One issue here is that sin[2 * PI] is not going to be exactly 0 because of rounding errors. I think the solution is to get rid of the CheckAngle calls and replace them with something like:

def CheckCardinal(boundingBox, startAngle, endAngle, cardinal):
   if startAngle < cardinal * PI / 2 and endAngle > cardinal * PI / 2:
      cardinal = cardinal % 4
      if cardinal == 0:
         boundingBox[1] = 1
      if cardinal == 1:
         boundingBox[3] = 1
      if cardinal == 2:
         boundingBox[0] = -1
      if cardinal == 3:
         boundingBox[2] = -1
CheckCardinal(boundingBox, startAngle, endAngle, -4)
CheckCardinal(boundingBox, startAngle, endAngle, -3)
CheckCardinal(boundingBox, startAngle, endAngle, -2)
CheckCardinal(boundingBox, startAngle, endAngle, -1)
CheckCardinal(boundingBox, startAngle, endAngle, 0)
CheckCardinal(boundingBox, startAngle, endAngle, 1)
CheckCardinal(boundingBox, startAngle, endAngle, 2)
CheckCardinal(boundingBox, startAngle, endAngle, 3)
CheckCardinal(boundingBox, startAngle, endAngle, 4)

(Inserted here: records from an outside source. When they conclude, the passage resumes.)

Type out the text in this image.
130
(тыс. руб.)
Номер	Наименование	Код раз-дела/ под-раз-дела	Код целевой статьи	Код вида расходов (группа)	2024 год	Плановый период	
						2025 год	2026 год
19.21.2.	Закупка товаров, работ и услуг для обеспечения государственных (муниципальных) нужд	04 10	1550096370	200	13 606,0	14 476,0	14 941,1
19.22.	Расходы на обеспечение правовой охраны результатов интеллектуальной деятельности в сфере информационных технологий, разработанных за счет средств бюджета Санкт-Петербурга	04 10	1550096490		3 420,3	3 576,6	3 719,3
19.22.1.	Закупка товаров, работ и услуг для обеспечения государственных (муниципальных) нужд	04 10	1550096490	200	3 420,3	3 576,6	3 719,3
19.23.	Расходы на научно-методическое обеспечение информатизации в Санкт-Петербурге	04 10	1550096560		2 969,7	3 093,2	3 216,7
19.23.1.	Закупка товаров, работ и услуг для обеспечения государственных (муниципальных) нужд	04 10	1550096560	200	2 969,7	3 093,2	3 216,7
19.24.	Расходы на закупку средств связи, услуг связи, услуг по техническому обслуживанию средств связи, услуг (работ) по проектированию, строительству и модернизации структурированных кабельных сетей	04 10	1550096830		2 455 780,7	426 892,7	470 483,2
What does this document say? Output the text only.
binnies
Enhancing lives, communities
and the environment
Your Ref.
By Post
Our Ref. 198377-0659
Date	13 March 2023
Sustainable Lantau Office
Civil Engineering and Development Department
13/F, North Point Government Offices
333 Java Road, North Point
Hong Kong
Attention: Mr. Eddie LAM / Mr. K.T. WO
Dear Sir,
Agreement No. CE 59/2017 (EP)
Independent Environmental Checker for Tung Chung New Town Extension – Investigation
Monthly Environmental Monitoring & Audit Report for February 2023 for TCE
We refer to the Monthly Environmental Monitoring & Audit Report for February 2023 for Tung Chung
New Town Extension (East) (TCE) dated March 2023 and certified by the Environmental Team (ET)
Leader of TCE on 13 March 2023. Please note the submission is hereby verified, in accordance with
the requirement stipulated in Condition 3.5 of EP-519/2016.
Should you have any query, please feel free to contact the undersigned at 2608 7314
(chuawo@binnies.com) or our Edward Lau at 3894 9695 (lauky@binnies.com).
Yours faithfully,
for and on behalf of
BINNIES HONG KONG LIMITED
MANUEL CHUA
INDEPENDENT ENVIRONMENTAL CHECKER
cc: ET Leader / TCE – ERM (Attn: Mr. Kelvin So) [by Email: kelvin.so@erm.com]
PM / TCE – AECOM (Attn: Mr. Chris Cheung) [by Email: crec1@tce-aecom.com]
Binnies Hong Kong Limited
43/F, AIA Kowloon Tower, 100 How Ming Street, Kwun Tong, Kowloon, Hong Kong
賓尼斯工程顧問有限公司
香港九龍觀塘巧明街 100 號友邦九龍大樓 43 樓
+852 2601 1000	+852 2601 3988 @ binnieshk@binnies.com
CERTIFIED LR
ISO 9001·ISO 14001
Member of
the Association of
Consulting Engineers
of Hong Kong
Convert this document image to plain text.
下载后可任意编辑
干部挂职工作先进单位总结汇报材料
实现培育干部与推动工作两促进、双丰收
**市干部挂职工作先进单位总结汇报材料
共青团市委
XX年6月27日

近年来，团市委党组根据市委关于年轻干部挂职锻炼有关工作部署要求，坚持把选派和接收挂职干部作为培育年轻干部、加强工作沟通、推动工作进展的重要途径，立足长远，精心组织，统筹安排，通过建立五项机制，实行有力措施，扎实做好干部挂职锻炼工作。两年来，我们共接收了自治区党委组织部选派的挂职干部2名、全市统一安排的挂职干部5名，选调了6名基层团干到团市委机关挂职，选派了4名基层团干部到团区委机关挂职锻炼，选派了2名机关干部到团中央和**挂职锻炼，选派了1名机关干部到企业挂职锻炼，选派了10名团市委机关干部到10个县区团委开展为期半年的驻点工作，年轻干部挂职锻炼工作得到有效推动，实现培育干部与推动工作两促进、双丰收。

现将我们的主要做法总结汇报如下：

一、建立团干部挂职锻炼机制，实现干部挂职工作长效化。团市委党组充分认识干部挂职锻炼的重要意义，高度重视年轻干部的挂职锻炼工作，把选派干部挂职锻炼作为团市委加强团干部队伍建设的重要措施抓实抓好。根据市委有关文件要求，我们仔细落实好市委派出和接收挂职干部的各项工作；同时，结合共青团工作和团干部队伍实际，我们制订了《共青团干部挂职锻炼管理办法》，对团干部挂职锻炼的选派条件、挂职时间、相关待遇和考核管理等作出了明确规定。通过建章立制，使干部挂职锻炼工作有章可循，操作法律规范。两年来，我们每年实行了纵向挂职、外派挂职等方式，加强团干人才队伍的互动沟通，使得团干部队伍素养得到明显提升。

You still need IncludeAngle(startAngle) and IncludeAngle(endAngle)

clahey
clahey, thanks alot. I've voted for Judge's answer since he has also thought of the centering, but your solution looks good to me as well, even though the CheckCardinal method has some glitches (check the parameter ordering and the modulo operation, should probably add a Math.abs(...) around it?!).
Lisa
Fixed the parameter order. I just checked and in python, at least, that modulo operation is always going to be positive. Other languages may have different rules if the first number is negative and the second positive.